Some people will think that depression during pregnancy is just a minor and temporary issue. But having untreated depression during pregnancy has been linked to some major health issues for the child, including a higher risk of:

  • miscarriage
  • delivering a low birth-weight baby
  • delivering a preterm baby
  • mental development delays and disturbed behaviours

Diagnosing depression during pregnancy can be challenging. Some symptoms of depression such as being tired all the time, changes in sleep patterns, and changes of appetite are also common for pregnant women.
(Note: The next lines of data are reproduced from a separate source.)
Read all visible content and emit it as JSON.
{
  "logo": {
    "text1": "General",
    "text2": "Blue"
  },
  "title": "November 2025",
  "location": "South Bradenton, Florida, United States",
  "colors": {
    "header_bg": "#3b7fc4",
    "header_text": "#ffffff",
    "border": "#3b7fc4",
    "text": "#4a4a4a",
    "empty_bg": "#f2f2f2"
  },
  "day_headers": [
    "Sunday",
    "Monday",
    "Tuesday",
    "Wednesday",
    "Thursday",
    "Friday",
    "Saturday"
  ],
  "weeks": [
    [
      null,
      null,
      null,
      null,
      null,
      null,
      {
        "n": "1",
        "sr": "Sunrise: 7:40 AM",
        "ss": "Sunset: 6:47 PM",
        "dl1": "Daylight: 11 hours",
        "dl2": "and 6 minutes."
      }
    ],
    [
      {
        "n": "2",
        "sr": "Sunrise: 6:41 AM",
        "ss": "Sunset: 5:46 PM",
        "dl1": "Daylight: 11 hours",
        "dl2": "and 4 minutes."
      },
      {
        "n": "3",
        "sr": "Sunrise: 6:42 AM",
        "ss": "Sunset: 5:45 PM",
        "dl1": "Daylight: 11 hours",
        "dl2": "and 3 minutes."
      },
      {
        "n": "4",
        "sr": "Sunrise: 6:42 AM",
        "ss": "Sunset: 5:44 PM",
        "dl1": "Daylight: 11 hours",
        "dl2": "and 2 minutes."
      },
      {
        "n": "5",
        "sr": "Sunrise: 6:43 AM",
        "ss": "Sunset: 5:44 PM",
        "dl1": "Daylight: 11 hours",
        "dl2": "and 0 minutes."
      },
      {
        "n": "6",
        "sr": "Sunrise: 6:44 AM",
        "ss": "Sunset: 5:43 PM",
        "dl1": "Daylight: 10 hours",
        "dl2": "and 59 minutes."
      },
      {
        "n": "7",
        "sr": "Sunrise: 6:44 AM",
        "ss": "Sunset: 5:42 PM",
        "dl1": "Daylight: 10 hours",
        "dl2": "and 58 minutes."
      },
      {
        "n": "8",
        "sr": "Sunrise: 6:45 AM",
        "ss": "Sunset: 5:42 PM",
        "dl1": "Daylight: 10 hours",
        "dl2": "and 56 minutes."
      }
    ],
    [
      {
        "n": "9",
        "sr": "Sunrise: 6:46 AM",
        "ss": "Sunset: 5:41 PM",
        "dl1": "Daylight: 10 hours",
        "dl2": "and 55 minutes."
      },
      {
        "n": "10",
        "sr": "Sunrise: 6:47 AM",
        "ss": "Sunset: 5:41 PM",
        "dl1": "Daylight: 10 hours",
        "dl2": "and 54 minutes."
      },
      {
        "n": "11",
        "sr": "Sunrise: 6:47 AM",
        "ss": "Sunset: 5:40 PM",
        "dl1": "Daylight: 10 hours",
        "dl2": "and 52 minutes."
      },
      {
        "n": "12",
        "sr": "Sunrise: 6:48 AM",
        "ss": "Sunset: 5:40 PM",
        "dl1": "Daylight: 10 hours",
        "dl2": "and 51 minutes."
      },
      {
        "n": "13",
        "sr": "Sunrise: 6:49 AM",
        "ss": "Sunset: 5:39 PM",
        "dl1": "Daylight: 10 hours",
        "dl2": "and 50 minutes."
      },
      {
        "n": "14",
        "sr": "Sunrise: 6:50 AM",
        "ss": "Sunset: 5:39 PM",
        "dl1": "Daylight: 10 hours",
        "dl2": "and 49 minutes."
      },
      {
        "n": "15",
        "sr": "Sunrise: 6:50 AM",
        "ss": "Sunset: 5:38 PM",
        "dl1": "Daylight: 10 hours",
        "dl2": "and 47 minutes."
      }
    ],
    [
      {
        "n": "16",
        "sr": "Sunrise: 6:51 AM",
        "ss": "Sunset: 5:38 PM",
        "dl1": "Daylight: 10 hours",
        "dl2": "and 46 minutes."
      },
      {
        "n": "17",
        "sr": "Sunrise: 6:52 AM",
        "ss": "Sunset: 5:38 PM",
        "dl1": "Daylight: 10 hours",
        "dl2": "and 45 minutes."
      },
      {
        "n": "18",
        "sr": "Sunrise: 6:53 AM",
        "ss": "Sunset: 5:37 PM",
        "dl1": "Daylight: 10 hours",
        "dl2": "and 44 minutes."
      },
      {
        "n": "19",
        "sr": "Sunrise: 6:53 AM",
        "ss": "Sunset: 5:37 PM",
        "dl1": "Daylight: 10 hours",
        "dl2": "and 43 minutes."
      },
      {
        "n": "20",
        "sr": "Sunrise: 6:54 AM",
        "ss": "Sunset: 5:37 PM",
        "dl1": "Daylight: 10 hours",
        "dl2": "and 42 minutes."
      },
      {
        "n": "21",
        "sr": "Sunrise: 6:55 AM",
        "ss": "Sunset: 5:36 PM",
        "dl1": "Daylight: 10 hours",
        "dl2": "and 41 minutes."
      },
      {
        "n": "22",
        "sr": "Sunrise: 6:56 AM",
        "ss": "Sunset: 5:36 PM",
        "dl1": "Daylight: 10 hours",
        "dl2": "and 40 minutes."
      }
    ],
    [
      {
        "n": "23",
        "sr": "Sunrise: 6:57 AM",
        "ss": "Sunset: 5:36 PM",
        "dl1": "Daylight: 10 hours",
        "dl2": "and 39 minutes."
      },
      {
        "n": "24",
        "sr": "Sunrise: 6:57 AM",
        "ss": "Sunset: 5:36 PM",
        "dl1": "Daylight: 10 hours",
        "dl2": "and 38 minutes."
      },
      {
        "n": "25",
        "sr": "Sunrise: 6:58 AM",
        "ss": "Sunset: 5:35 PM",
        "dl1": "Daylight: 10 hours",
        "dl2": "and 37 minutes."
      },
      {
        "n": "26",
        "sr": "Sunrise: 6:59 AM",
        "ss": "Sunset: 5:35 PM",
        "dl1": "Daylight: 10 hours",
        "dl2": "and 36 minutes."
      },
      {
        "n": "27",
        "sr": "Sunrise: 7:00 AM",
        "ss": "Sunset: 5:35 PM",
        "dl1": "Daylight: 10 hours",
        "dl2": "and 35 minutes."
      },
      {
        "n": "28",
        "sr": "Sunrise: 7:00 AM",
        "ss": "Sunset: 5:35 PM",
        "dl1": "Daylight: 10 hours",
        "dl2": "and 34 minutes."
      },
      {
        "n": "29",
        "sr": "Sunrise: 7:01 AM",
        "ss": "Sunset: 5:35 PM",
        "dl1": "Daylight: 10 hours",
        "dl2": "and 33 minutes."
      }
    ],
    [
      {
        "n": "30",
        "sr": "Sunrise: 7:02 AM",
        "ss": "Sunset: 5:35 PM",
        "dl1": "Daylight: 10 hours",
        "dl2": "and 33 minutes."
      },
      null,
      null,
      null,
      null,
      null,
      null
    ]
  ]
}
The most important thing that a pregnant woman can do if she is starting to feel symptoms of depression (changes in mood, sleep, anxiety, agitation, fatigue) is to mention it to her health care professional. The goal is to help identify depression early so they can get some treatment.

Once depression is diagnosed, there are a number of treatments that have been shown to be effective. One method that works well is talk therapy with a trained therapist. A successful type of therapy is cognitive behavioural therapy (CBT). This is where the therapist works with the woman to change her perceptions of herself, others, and the world.

Many women are worried about using medication during pregnancy. Most of the evidence now shows that some commonly used antidepressants very rarely increase the risks of problems in the child. With the health risks to the child of having untreated depression during pregnancy, many doctors believe that it is more beneficial to treat with medications if other treatments have not been effective.

Another concern is women who are being treated for depression and want to start trying to become pregnant. Many medications are safe to take during pregnancy, so your best advice is to talk to your doctor or pharmacist before trying to become pregnant.